Bioengineering researchers Tracy Cui and Takashi Kozai received nearly $5 million in NIH funding to advance and improve brain implant technology.
Post date: Nov 10, 2015 3:07:07 AM
PITTSBURGH (November 9, 2015) … With the potential to allow quadriplegics to operate robotic limbs, to reverse damage caused by Parkinson's disease, and to map the pathways of the 100 billion neurons of the brain, microelectrode arrays-or electronic brain implants-are key to the human-computer interface. Two National Institutes of Health (NIH) grants totaling $4.7 million to researchers at the University of Pittsburgh's Swanson School of Engineering will help to further research in improving how the implants perform in the brain and survive the body's immune responses.
Implants come in many shapes and sizes and contain anywhere from one to hundreds of electrodes in a single array. Large arrays allow for better connectivity with the brain, but they also have a greater risk of triggering the body's defense mechanisms. This causes inflammation of the neural tissue, which can significantly reduce the quality of the implant's signals over time. Even though it won't cause harm to the patient, the body's rejection of foreign substances is one of the major obstacles limiting the usage of microelectrode arrays.
Researchers at Pitt's Neural Tissue/Electrode Interface and Neural Tissue Engineering (NTE) Laboratory have been developing ways to integrate the implants with the host neural tissue. Last summer, Xinyan "Tracy" Cui, William Kepler Whiteford Professor of Bioengineering and director of the NTE Lab, received an NIH grant to research a method of disguising microelectrode arrays by coating them with biological molecules the brain won't recognize as intruders.

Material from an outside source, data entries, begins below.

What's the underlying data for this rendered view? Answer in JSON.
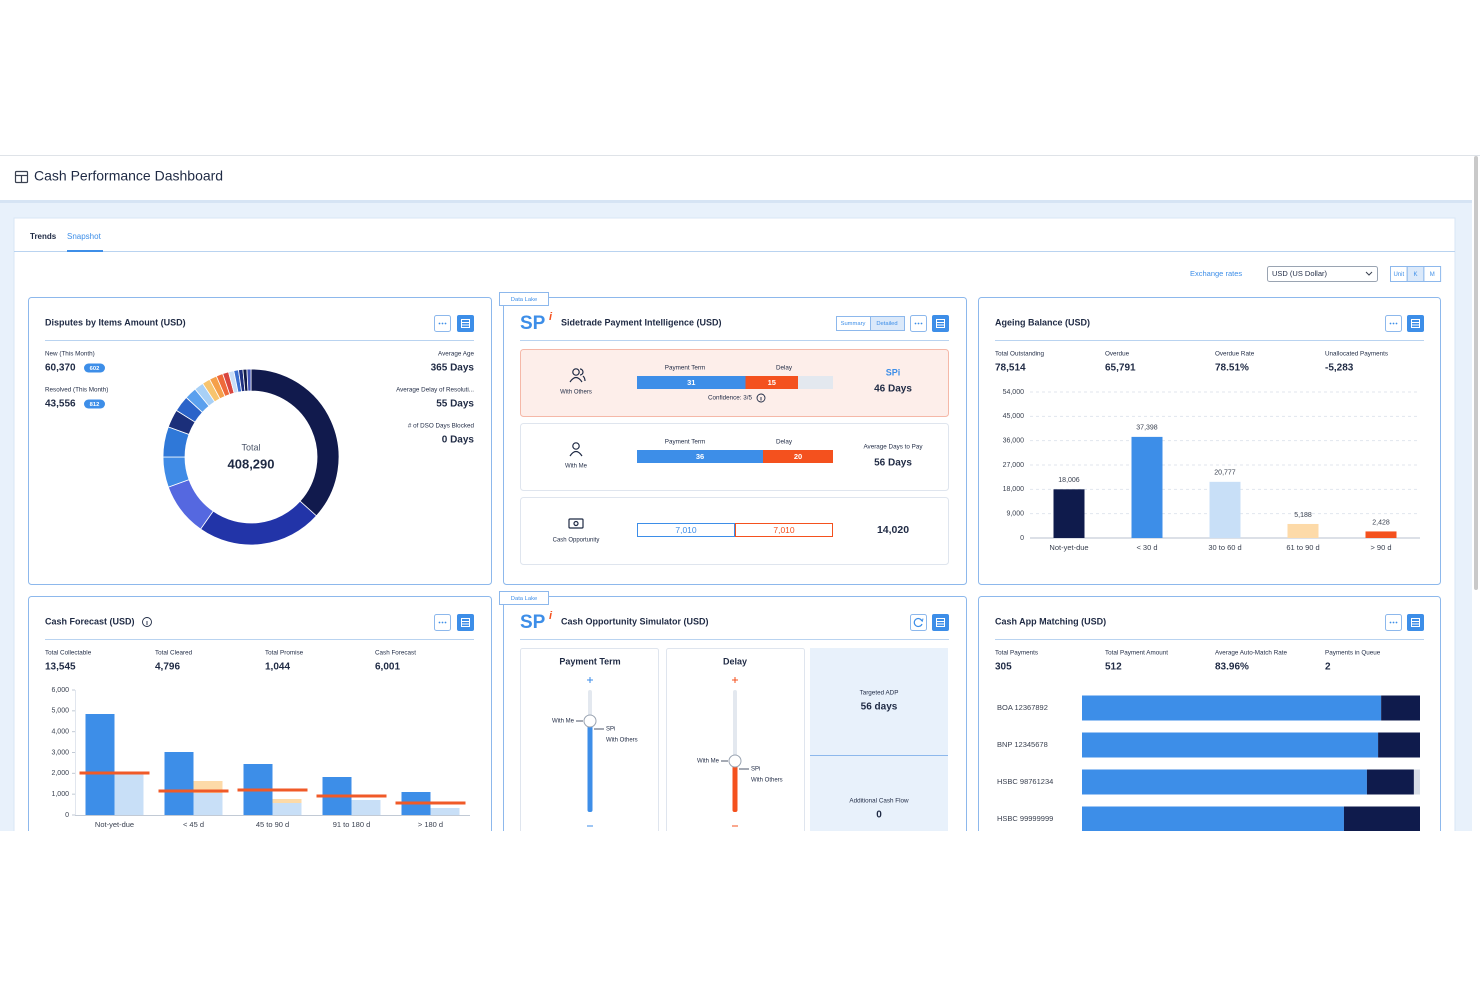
{
  "header": {
    "title": "Cash Performance Dashboard"
  },
  "tabs": [
    "Trends",
    "Snapshot"
  ],
  "toolbar": {
    "exchange_rates": "Exchange rates",
    "currency": "USD (US Dollar)",
    "units": [
      "Unit",
      "K",
      "M"
    ]
  },
  "data_lake_tags": [
    "Data Lake",
    "Data Lake"
  ],
  "disputes": {
    "title": "Disputes by Items Amount (USD)",
    "stats": [
      {
        "label": "New (This Month)",
        "value": "60,370",
        "badge": "602"
      },
      {
        "label": "Resolved (This Month)",
        "value": "43,556",
        "badge": "812"
      }
    ],
    "metrics": [
      {
        "label": "Average Age",
        "value": "365 Days"
      },
      {
        "label": "Average Delay of Resoluti...",
        "value": "55 Days"
      },
      {
        "label": "# of DSO Days Blocked",
        "value": "0 Days"
      }
    ],
    "donut": {
      "type": "donut",
      "center_label": "Total",
      "total": "408,290",
      "values": [
        149700,
        94100,
        39700,
        22700,
        22700,
        13600,
        12000,
        9000,
        7000,
        6000,
        5500,
        5000,
        4500,
        4000,
        3500,
        3290,
        3000,
        3000
      ],
      "colors": [
        "#111a4d",
        "#2234a8",
        "#5568e0",
        "#3f8be6",
        "#2f78d8",
        "#1b2f7a",
        "#2b63c9",
        "#5aa0ee",
        "#a8d0f6",
        "#f7c46e",
        "#f5a04a",
        "#ef6a3a",
        "#d9463f",
        "#c9def7",
        "#3a6fd0",
        "#1f2f80",
        "#101a4a",
        "#4455b8"
      ]
    }
  },
  "payment_intelligence": {
    "logo": "SP",
    "logo_mark": "i",
    "title": "Sidetrade Payment Intelligence (USD)",
    "views": [
      "Summary",
      "Detailed"
    ],
    "colors": [
      "#3d8ee8",
      "#f4511e"
    ],
    "rows": [
      {
        "label": "With Others",
        "term_label": "Payment Term",
        "delay_label": "Delay",
        "values": [
          31,
          15
        ],
        "note": "Confidence: 3/5",
        "result_label": "SPi",
        "result": "46 Days"
      },
      {
        "label": "With Me",
        "term_label": "Payment Term",
        "delay_label": "Delay",
        "values": [
          36,
          20
        ],
        "result_label": "Average Days to Pay",
        "result": "56 Days"
      },
      {
        "label": "Cash Opportunity",
        "values": [
          7010,
          7010
        ],
        "value_labels": [
          "7,010",
          "7,010"
        ],
        "result": "14,020"
      }
    ]
  },
  "ageing": {
    "title": "Ageing Balance (USD)",
    "stats": [
      {
        "label": "Total Outstanding",
        "value": "78,514"
      },
      {
        "label": "Overdue",
        "value": "65,791"
      },
      {
        "label": "Overdue Rate",
        "value": "78.51%"
      },
      {
        "label": "Unallocated Payments",
        "value": "-5,283"
      }
    ],
    "chart": {
      "type": "bar",
      "categories": [
        "Not-yet-due",
        "< 30 d",
        "30 to 60 d",
        "61 to 90 d",
        "> 90 d"
      ],
      "values": [
        18006,
        37398,
        20777,
        5188,
        2428
      ],
      "value_labels": [
        "18,006",
        "37,398",
        "20,777",
        "5,188",
        "2,428"
      ],
      "colors": [
        "#0f1b4c",
        "#3d8ee8",
        "#c8dff7",
        "#fddaa8",
        "#f4511e"
      ],
      "ylim": [
        0,
        54000
      ],
      "yticks": [
        0,
        {
          "value": 9000,
          "label": "9,000"
        },
        {
          "value": 18000,
          "label": "18,000"
        },
        {
          "value": 27000,
          "label": "27,000"
        },
        {
          "value": 36000,
          "label": "36,000"
        },
        {
          "value": 45000,
          "label": "45,000"
        },
        {
          "value": 54000,
          "label": "54,000"
        }
      ],
      "grid": true
    }
  },
  "cash_forecast": {
    "title": "Cash Forecast (USD)",
    "stats": [
      {
        "label": "Total Collectable",
        "value": "13,545"
      },
      {
        "label": "Total Cleared",
        "value": "4,796"
      },
      {
        "label": "Total Promise",
        "value": "1,044"
      },
      {
        "label": "Cash Forecast",
        "value": "6,001"
      }
    ],
    "chart": {
      "type": "bar",
      "categories": [
        "Not-yet-due",
        "< 45 d",
        "45 to 90 d",
        "91 to 180 d",
        "> 180 d"
      ],
      "series": [
        {
          "color": "#fddaa8",
          "values": [
            null,
            1632,
            768,
            null,
            288
          ]
        },
        {
          "color": "#c8dff7",
          "values": [
            2016,
            1056,
            576,
            720,
            336
          ]
        },
        {
          "color": "#3d8ee8",
          "values": [
            4848,
            3024,
            2448,
            1824,
            1104
          ]
        }
      ],
      "markers": {
        "color": "#f05a28",
        "values": [
          2016,
          1152,
          1200,
          912,
          576
        ]
      },
      "ylim": [
        0,
        6000
      ],
      "yticks": [
        0,
        {
          "value": 1000,
          "label": "1,000"
        },
        {
          "value": 2000,
          "label": "2,000"
        },
        {
          "value": 3000,
          "label": "3,000"
        },
        {
          "value": 4000,
          "label": "4,000"
        },
        {
          "value": 5000,
          "label": "5,000"
        },
        {
          "value": 6000,
          "label": "6,000"
        }
      ],
      "grid": false
    }
  },
  "simulator": {
    "logo": "SP",
    "logo_mark": "i",
    "title": "Cash Opportunity Simulator (USD)",
    "sliders": [
      {
        "title": "Payment Term",
        "handle_label": "With Me",
        "marker_label": "SPi",
        "marker_sub": "With Others",
        "color": "#3d8ee8"
      },
      {
        "title": "Delay",
        "handle_label": "With Me",
        "marker_label": "SPi",
        "marker_sub": "With Others",
        "color": "#f4511e"
      }
    ],
    "targets": [
      {
        "label": "Targeted ADP",
        "value": "56 days"
      },
      {
        "label": "Additional Cash Flow",
        "value": "0"
      }
    ]
  },
  "cash_app": {
    "title": "Cash App Matching (USD)",
    "stats": [
      {
        "label": "Total Payments",
        "value": "305"
      },
      {
        "label": "Total Payment Amount",
        "value": "512"
      },
      {
        "label": "Average Auto-Match Rate",
        "value": "83.96%"
      },
      {
        "label": "Payments in Queue",
        "value": "2"
      }
    ],
    "chart": {
      "type": "stacked-bar",
      "xlim": [
        0,
        100
      ],
      "colors": [
        "#3d8ee8",
        "#0f1b4c",
        "#d7dde6"
      ],
      "rows": [
        {
          "label": "BOA 12367892",
          "values": [
            88.5,
            11.5
          ]
        },
        {
          "label": "BNP 12345678",
          "values": [
            87.6,
            12.4
          ]
        },
        {
          "label": "HSBC 98761234",
          "values": [
            84.3,
            13.9,
            1.8
          ]
        },
        {
          "label": "HSBC 99999999",
          "values": [
            77.5,
            22.5
          ]
        }
      ]
    }
  }
}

Today, two more grants from NIH will expand the NTE Lab's research into other areas of microelectrode array technology. Cui will serve as principle investigator of "Inhibition of Neural Electrode-Mediated Inflammation and Neuronal Cell Death." The study will receive $3.1 million over five years and will uncover the role of the caspase-1, an enzyme activated at the earliest detectable moment after ischemia, trauma, and other neurodegenerative conditions.
"Caspase-1 is a key mediator of both inflammation and programmed cell death, both of which are thought to degrade neural recording and stimulation performance," said Cui. "Once we identify it as a major pathway, we can disrupt it. In this new study, we are going to use two-photon live animal imaging in conjunction with molecular and electrophysiological methods to study the cellular response around the electrode implant site in real-time."
Takashi "TK" Kozai, assistant professor of bioengineering at Pitt, will lead the two-photon imaging, which can capture images at a deep level of tissue in live animals. Although this form of microscopy has become popular in neuroscience and biology, it has not been widely used to examine the interaction between electrode implants and brain tissue. "We are very lucky to have TK's expertise with live imaging at our lab," said Cui.
Kozai established the Bio-Integrating Optoelectic Neural Interface & Cybernetics Lab (BIONIC Lab) at Pitt. He recently joined tenure-stream faculty after completing his post-doctoral research with Cui and will serve as the principal investigator of the other NIH grant study awarded this year. "Mechanisms behind Electrode Induced BBB Damage's Impact on Neural Recording" will receive about $1.6 million for five years. Kozai will examine the damage to the brain caused by blood-brain barrier (BBB) injury from probe implantation.
BBB injury has been found around implanted electrodes, but the extent and the cause-and-effect mechanism underlying BBB damage and neural recording failure has not been established. After mapping the brain vasculature with two-photon microscopy, Kozai will implant one group of electrodes that pass through large arterioles and another group that avoids major blood vessels. By comparing the performance of electrodes in the two situations and tracking dynamic changes with two-photon microscopy, Kozai will be able to determine the impact of BBB damage on signal degradation recorded from the implants.